The vessel owner alleged several errors on appeal, including the calculation of future lost wages.  The Court held that future lost wages must be based upon a seaman’s statistical average work-life expectancy unless there was evidence that a particular person, by virtue of health or occupation, was likely to live and work shorter or longer than average.  In assigning future lost wages, the District Court simply adopted an age somewhere in the middle of the high and low work-life expectancies presented by the two expert economists.  Because there was no evidence that the plaintiff might live and work longer than average, the Fifth Circuit applied the statistical retirement age presented by the plaintiff’s expert, thus reducing future lost wages by nearly $100,000.00.

The Court also affirmed the employer’s responsibility for payment of the lumbar laminectomy and fusion surgery.  The employer’s physician contested the medical necessity of the surgery, but the Court found the procedure relieved the plaintiff’s pain and was therefore curative in nature and required under the employer’s maintenance and cure obligations.

Barto v. Shore Construction

Statute of Limitations in Maritime Cases not Limited to Vessels Engaged in Commerce

Plaintiff was injured while aboard Defendant’s pleasure yacht on October 25, 2011.  On January 29, 2015, Plaintiff filed a negligence based lawsuit in federal court in Florida.  Defendant then filed a motion to dismiss on the grounds that the statute of limitations for a maritime tort barred the claim.  Plaintiff argued that the maritime statute of limitation did not apply because his case was not maritime in nature since he was aboard a pleasure yacht rather than a seagoing vessel.

The court found that Defendant satisfied both the locality and nexus tests, and because admiralty jurisdiction was established, the three year statute of limitation under 46 U.S.C. § 30106 attached.  The court held that although certain vessels are excluded from certain limits on liability, the definition of ‘vessel’ in maritime law was not limited to those engaged in commerce.  Defendant’s motion to dismiss was granted.

Parker v. Darby

Maritime Worker Not Entitled to Damages under 905(b) or Warranty of Seaworthiness

Section 905(b) of the LHWCA permits an injured maritime worker to bring suit against a vessel owner for negligence. In Scindia Steam Navigation Co. v. De Los Santos, the United States Supreme Court annunciated that a vessel owner owes three narrow duties to a maritime worker for purposes of 905(b). These duties include the: (1) turnover duty, (2) active control duty, and (3) duty to intervene.

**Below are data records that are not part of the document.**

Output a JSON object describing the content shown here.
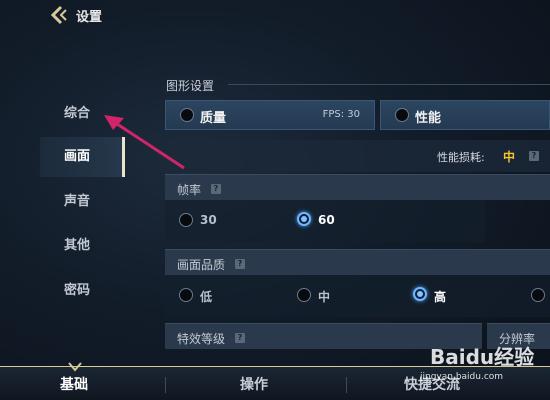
{
  "header": {
    "title": "设置"
  },
  "nav": {
    "items": [
      {
        "label": "综合"
      },
      {
        "label": "画面"
      },
      {
        "label": "声音"
      },
      {
        "label": "其他"
      },
      {
        "label": "密码"
      }
    ],
    "active": "画面"
  },
  "graphics": {
    "section_title": "图形设置",
    "modes": [
      {
        "label": "质量",
        "fps": "FPS: 30",
        "selected": false
      },
      {
        "label": "性能",
        "fps": "",
        "selected": false
      }
    ],
    "perf_cost_label": "性能损耗:",
    "perf_cost_value": "中",
    "help_glyph": "?",
    "framerate": {
      "label": "帧率",
      "options": [
        "30",
        "60"
      ],
      "selected": "60"
    },
    "quality": {
      "label": "画面品质",
      "options": [
        "低",
        "中",
        "高"
      ],
      "selected": "高"
    },
    "effects": {
      "label": "特效等级"
    },
    "resolution": {
      "label": "分辨率"
    }
  },
  "bottom_tabs": [
    {
      "label": "基础",
      "active": true
    },
    {
      "label": "操作",
      "active": false
    },
    {
      "label": "快捷交流",
      "active": false
    }
  ],
  "watermark": {
    "text": "Baidu经验",
    "url": "jingyan.baidu.com"
  },
  "colors": {
    "accent_gold": "#f4c430",
    "arrow": "#d0256a",
    "selected_radio": "#6fb6ff"
  }
}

In Willis v. McDonough Marine Service, the Plaintiff was injured when he tripped and fell on a temporary stair set that was used to access an offshore module from a barge. He subsequently filed a 905(b) action against the barge owner and bareboat charterer. In addition, plaintiff sought an unseaworthiness remedy on the grounds that he was a “Sieracki seaman.” The defendants filed a motion for summary judgment asserting that they did not breach the Scindia duties as a matter of law because they were not responsible for the placement of the stair set on the barge. They further contended that plaintiff was barred from an unseaworthiness remedy because he was a covered by the LHWCA.

The Eastern District of Louisiana held that the owner and bareboat charterer did not breach the Scindia duties because the defendants did not place the stair set on the barge and were not responsible for keeping it in a safe condition. The court also noted that the “active control duty” did not come into play because the barge was turned over to plaintiff’s employer, which was not a party to the case. Finally, the defendants did not owe a “duty to intervene” because there was no evidence that they had actual knowledge of the stair set’s placement on the barge.

The court also held that the plaintiff satisfied the status and situs tests for LHWCA coverage and, therefore, could not seek damages for unseaworthiness as a “Sieracki seaman.” While “Sieracki seamen” are entitled to an unseaworthiness remedy, the court explained that this is narrow class of persons who are excluded from coverage by the LHWCA and perform traditional seaman’s duties aboard vessels.  The court further opined that an unseaworthiness remedy would not have been available because the temporary stair set did not constitute an appurtenance to the barge.